When I was little, I spent so much time looking through my mother’s magazines. I was completely fascinated by the images, maybe even fair to say obsessed.
Sure, I longed for the beautiful clothes, and I wanted to emulate the beautiful women, but it was something more… something about the feeling of those images—something so secure in their stillness.
To me, everyone in those pages looked like they were worthy enough to be known and connected with by people who genuinely appreciated them.
And I wanted that same feeling for myself.
Not the feeling I had—where nothing was seen and everything felt neglected, especially me.
So I became very much indoctrinated into this idea that life should be a still-life—beautiful enough to be seen by everyone as mattering in the shiny pages of life.
But every time I tried saving up for things that looked similar and every time I organized myself and my belongings to look like I mattered in this way—time would pass, and I’d find myself sitting there with the same boredom and restlessness I felt before, along with the same painful longing to be seen and connected with.
I was still, like in those still-life images—but remained neglected, with nothing to do.
No matter how hard I tried to manufacture an appearance of worthiness, my thoughts always melted back into hopelessness.
It took me years to realize that the challenge of life isn’t to make things look like they matter—beautiful enough or together enough or credentialed enough—it’s about figuring out who we are—by noticing what’s beautiful to us and what’s meaningful to us—and by connecting with these things—and being involved and fulfilled by these things in the movement of life. Not the still-life of life.

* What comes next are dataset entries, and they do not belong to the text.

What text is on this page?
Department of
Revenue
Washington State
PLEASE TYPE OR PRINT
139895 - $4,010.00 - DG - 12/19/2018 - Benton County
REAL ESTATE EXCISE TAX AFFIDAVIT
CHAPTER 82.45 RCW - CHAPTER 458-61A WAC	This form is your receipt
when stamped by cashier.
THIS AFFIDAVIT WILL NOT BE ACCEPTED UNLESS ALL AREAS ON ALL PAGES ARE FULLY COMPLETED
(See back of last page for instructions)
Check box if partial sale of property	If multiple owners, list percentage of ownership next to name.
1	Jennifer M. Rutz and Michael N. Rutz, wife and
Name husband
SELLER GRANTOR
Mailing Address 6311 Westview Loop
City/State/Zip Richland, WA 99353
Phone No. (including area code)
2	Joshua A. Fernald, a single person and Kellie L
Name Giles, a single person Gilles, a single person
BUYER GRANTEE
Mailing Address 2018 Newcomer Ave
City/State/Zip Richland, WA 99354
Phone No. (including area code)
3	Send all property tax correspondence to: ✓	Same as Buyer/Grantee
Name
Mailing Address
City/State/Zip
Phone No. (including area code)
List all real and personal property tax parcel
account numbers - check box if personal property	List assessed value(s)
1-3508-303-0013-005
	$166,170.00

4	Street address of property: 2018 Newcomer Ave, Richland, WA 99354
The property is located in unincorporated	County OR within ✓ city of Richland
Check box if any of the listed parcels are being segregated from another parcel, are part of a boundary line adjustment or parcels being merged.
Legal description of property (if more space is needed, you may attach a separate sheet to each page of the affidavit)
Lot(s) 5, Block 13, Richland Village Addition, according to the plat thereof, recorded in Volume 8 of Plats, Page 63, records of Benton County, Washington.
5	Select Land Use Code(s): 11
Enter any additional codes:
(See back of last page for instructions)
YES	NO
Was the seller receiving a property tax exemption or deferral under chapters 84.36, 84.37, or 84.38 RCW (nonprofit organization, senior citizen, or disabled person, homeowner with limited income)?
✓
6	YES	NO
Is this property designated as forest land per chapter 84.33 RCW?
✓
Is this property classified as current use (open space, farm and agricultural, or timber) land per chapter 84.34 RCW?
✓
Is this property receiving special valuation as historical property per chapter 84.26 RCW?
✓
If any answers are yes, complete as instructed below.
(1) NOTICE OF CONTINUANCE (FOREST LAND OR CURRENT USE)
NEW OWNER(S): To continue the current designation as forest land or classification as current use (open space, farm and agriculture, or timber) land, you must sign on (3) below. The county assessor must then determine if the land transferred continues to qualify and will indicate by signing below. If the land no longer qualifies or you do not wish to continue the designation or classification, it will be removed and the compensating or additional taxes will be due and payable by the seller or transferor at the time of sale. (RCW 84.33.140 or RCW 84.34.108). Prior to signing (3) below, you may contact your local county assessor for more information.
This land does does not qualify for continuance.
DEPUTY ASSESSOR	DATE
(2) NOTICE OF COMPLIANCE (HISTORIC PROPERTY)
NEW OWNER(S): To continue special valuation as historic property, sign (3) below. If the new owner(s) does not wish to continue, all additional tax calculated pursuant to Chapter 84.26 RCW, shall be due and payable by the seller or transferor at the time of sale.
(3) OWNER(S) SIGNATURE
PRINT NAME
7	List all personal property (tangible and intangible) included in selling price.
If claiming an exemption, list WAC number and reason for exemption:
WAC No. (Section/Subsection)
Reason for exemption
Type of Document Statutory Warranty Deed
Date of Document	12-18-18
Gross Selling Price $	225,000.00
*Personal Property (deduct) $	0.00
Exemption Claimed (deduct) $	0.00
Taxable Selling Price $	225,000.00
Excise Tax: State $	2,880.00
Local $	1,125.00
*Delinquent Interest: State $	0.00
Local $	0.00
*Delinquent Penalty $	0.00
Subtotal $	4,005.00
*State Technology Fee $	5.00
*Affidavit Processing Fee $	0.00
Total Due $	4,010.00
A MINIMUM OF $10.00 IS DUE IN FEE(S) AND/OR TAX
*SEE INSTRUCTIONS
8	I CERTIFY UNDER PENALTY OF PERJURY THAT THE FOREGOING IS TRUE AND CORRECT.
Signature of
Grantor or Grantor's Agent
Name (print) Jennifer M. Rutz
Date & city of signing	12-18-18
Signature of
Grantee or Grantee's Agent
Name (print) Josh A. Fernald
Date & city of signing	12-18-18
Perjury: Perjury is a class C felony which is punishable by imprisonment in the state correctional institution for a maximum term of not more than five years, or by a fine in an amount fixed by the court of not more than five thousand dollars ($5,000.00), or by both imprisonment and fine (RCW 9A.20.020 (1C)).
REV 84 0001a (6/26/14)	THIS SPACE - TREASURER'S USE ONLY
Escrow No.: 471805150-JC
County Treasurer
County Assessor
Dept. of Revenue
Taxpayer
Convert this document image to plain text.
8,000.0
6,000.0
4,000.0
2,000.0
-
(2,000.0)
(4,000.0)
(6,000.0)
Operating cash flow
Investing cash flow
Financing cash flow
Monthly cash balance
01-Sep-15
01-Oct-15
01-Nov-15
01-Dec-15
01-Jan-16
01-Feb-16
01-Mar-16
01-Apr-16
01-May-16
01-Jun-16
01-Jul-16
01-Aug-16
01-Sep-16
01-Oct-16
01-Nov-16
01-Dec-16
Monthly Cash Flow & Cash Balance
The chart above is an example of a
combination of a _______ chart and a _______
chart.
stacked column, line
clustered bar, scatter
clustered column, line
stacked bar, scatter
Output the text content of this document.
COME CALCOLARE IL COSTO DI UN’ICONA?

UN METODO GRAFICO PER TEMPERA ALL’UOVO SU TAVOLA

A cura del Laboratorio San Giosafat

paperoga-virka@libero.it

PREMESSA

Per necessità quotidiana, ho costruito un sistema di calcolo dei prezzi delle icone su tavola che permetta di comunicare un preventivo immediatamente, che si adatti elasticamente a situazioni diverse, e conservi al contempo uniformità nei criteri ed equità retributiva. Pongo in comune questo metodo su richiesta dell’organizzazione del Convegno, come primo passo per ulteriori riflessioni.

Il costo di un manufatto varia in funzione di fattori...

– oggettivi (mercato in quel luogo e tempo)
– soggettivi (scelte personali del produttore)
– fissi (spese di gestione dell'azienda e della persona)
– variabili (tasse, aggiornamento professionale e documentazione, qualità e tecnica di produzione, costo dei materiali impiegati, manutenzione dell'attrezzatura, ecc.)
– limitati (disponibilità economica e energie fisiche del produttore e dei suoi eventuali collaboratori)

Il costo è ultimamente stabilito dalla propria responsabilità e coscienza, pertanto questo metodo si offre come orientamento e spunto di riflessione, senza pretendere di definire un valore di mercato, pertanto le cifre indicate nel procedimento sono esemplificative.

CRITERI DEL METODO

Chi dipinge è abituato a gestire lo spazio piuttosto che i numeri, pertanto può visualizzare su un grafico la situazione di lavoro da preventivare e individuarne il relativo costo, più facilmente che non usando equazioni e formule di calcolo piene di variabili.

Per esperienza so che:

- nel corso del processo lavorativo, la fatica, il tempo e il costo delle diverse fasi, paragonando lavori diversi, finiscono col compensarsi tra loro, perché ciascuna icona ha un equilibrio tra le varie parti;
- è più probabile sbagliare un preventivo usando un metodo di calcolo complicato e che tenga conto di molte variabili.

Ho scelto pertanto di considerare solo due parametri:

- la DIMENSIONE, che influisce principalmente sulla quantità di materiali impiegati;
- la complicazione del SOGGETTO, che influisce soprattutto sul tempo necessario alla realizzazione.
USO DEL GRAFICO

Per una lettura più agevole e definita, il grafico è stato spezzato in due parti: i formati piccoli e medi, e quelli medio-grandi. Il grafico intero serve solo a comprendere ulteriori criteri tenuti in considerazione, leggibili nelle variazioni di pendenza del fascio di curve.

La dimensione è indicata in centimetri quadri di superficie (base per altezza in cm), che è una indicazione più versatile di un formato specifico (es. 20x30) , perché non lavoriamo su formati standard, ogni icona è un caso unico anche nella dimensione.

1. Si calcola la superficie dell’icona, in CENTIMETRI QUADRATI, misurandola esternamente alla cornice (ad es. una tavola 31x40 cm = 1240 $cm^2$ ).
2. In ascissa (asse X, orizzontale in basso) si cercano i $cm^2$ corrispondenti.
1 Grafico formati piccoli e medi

Sure, we’ll get stuck, frazzled and afraid to move, not sure who we need to look like or who we need to be or what we need to do, but we can always shift from being stuck in the appearance of life by remembering to notice how we feel in the movement of life. Because everywhere, there is movement. Even in stillness.
And at any given moment, we can join in this movement of life, by simply paying attention to what’s going on and noticing what we’re moved by.
When we allow ourselves to feel moved by the movement of life, we can let it lead us towards more of what’s meaningful and beautiful to us.
And on the way, we’ll meet like-minded people who are available to connect with us as we are, instead who we thought we needed to be.